The ACT is the first jurisdiction in Australia to vote to bring its laws in line with UN standards, in a move welcomed by Indigenous advocates
The ACT has become the first jurisdiction in Australia to support raising the age of criminal responsibility from 10 to 14, in a move hailed by justice campaigners as a “huge win” for the rights of children.
The resolution, which brings the territory into line with UN standards, says it will be the responsibility of whichever parties form government after the ACT election in October to amend the legislation.
The Legislative Assembly motion, passed on Thursday, said in amending any legislation, consideration should also be given to medical evidence on cognitive capacity of children over 14, and there should be options to shift the age or provide exemptions for more serious criminal offences.
The executive director of the Gugan Gulwan youth Aboriginal corporation, Kim Davison, said raising the age of criminal responsibility was “the first step to keeping our kids safe, healthy and out of the dangerous quicksand of the criminal legal system”.
“Children deserve care, support and help when they are in trouble – not prison cells and paddy wagons.”
The motion said keeping young people safe and diverting them from the justice system was a whole-of-government and whole-of-community responsibility.
The chief executive of the NSW/ACT Aboriginal legal service, Karly Warner, said Aboriginal children were “strong, smart and resilient”.
“But we know through our work at the ALS that Aboriginal children as young as 10 are targeted and taken into custody, at risk of being taken to a barbed wire facility, strip-searched on entry, given limited access to peers, teachers and supports, and put in a concrete cell.”
Last month, the council of attorneys general decided to postpone a decision on raising the age. The New South Wales attorney general, Mark Speakman, said the decision had been deferred to 2021 to allow for more work to be done on examining alternatives to imprisonment.
The president of the ACT Law Society, Chris Donohue, said that showed a “disappointing lack of political courage” and welcomed Thursday’s resolution.
Joel Clark, Amnesty International Australia’s Indigenous rights advocate, said the way was clear for other jurisdictions to follow the ACT’s lead.
“We all know in our hearts that it’s wrong to lock little kids up, especially when all the evidence shows that diversion and justice reinvestment is what actually prevents youth offending,” he said.

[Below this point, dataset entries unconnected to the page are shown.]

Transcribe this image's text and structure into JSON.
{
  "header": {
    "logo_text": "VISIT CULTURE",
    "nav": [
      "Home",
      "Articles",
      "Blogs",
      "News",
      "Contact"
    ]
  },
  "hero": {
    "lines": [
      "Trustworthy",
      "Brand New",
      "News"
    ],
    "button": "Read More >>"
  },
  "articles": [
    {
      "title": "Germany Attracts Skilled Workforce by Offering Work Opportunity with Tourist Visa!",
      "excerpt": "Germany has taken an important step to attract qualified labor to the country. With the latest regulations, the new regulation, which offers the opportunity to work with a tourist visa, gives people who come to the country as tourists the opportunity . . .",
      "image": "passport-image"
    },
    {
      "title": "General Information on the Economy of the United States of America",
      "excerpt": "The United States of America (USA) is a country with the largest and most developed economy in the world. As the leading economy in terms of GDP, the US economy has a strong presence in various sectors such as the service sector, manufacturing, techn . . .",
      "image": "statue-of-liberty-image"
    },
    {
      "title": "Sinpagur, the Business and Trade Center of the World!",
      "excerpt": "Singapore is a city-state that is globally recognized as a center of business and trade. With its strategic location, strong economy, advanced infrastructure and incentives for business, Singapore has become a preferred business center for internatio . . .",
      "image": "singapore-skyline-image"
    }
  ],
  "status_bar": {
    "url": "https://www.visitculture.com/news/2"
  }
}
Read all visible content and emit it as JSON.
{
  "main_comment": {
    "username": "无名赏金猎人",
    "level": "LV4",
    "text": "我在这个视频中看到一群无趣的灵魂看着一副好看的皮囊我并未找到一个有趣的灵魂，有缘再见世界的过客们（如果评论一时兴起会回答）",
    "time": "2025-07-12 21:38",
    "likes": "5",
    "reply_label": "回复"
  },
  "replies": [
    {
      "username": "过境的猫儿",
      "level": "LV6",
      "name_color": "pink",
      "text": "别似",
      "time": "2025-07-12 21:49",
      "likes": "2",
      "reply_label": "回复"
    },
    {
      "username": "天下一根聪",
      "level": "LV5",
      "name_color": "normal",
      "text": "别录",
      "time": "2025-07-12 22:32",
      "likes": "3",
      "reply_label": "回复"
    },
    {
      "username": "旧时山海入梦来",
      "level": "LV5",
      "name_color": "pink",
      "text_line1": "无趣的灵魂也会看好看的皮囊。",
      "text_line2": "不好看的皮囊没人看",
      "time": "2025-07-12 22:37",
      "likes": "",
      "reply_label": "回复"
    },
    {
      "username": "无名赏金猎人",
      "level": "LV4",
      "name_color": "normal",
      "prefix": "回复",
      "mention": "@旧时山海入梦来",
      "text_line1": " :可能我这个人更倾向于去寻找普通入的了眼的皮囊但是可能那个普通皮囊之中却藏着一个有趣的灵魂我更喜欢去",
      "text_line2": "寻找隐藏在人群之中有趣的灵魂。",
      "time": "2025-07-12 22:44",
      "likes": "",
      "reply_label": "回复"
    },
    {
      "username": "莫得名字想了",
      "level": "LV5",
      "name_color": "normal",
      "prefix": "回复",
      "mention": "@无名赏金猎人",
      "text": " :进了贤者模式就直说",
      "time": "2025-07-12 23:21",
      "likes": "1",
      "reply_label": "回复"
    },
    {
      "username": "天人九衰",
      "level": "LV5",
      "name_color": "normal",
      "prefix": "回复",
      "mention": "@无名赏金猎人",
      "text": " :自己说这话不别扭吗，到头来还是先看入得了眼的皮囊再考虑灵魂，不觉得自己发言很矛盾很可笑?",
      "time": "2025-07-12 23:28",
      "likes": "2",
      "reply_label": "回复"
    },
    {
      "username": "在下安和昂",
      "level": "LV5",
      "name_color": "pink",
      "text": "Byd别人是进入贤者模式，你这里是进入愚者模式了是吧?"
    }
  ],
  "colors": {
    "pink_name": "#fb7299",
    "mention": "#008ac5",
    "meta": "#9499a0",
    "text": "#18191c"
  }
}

“There should be nothing stopping other jurisdictions to follow suit. The longer they wait, the longer little kids are exposed to the harmful conditions of prison.”
The United Nations committee on the Rights of the Child has recommended the age of criminal responsibility should be 14. Justice campaigners including Amnesty, Aboriginal legal, health and community services, the Law Council of Australia and the Australian Medical Assocation have campaigned for a national minimum of 14.
The ACT parliament agreed that “there is desirability of national consensus on the minimum age of criminal responsibility, but that this does not prevent a jurisdiction from making an independent decision to raise the age.”
Between 2008 and 2018 only one young person under the age of 14 has been sentenced to a term of detention at the ACT’s Bimberi youth justice centre. Four children under the age of 12 have been in unsentenced detention over the same period.